La marine ci-dessus permet de comprendre une autre idée essentielle du pointillisme. Le scientifique Ogden N. Rood a fait une expérience simple et passionnante : il a posé un peu de peinture rouge à côté d’un peu de peinture bleue sur un disque tournant. D’autre part, sur une surface fixe, il a mélangé les mêmes pâtes colorées bleue et rouge. Surprise : le pourpre obtenu en tournant la roue était beaucoup plus clair que celui réalisé en mêlant les pigments ! De fait, tout mélange concret tend à assombrir la palette du peintre, tandis qu’en recréant les teintes par mélange optique dans la rétine du spectateur, on conserve leur luminosité. Signac a tenté de mettre en application cette théorie, en « trichant » un peu puisqu’il utilise également des couleurs obtenues sur sa palette. Notez comme le paysage ci-dessus semble clair, presque rayonnant : il aurait été difficile d’obtenir le même effet en mélangeant simplement les couleurs sur la toile.
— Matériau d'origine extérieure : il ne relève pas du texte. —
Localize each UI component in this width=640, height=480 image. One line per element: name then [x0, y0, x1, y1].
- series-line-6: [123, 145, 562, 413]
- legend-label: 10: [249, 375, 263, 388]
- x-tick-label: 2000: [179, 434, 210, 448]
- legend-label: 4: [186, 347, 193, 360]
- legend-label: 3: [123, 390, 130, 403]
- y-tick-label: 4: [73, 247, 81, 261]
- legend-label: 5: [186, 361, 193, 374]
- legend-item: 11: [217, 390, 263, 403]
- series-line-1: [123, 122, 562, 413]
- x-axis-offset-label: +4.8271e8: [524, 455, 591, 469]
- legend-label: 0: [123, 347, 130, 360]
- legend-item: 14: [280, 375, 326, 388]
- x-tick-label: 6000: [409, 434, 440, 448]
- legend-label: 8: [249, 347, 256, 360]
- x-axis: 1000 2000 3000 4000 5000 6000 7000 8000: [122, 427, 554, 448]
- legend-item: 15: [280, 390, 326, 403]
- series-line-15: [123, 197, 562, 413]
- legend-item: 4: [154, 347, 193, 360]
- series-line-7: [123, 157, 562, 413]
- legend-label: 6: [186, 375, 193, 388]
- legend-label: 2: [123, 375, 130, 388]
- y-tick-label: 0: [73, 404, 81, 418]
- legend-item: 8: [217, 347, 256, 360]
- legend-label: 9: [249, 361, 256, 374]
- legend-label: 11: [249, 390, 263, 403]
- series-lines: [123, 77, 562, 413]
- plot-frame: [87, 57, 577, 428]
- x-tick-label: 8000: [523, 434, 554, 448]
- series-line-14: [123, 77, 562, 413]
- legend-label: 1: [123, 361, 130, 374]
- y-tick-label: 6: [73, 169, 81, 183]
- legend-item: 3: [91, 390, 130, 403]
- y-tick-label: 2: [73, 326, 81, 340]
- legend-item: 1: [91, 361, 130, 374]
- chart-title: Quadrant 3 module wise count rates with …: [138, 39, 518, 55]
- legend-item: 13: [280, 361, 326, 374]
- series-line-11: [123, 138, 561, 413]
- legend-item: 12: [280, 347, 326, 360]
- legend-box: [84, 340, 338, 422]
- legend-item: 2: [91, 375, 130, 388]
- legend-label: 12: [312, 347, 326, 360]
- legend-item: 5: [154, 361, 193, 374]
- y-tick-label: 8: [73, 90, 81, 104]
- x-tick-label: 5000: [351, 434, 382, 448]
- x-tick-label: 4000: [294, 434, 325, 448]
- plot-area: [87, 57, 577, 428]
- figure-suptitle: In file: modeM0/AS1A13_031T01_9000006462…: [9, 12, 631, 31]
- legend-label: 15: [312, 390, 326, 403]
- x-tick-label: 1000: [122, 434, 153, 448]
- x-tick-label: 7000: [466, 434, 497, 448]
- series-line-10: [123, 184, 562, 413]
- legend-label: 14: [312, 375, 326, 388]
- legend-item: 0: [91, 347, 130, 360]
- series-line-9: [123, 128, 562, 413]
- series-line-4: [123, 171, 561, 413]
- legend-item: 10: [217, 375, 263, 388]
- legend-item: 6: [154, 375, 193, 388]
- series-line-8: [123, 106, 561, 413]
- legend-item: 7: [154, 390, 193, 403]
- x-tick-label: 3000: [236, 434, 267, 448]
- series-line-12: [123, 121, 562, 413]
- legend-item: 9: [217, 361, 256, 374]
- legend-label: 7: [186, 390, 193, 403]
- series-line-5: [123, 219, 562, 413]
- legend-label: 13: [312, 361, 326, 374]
La science n’empêche pas l’émotion
Est-ce à dire que les toiles pointillistes sont de simples et froides applications de théories scientifiques ? Non évidemment, comme l’explique Paul Signac, la technique se met d’abord au service de la sensation du peintre. Voilà pourquoi on ressent des émotions si contradictoires face à ces deux toiles réalisées à partir des mêmes théories.
Paul Signac, « Voiles et pins », 1896. Huile sur toile, 81 x 52 cm.
Paul Signac, « Herblay. Coucher de soleil. Opus 206 », 1889.
La première, très agitée, fait rugir les couleurs quand la seconde se révèle beaucoup plus sereine. Autre preuve que le pointillisme est avant tout affaire de sensibilité et n’aboutit pas à une production impersonnelle.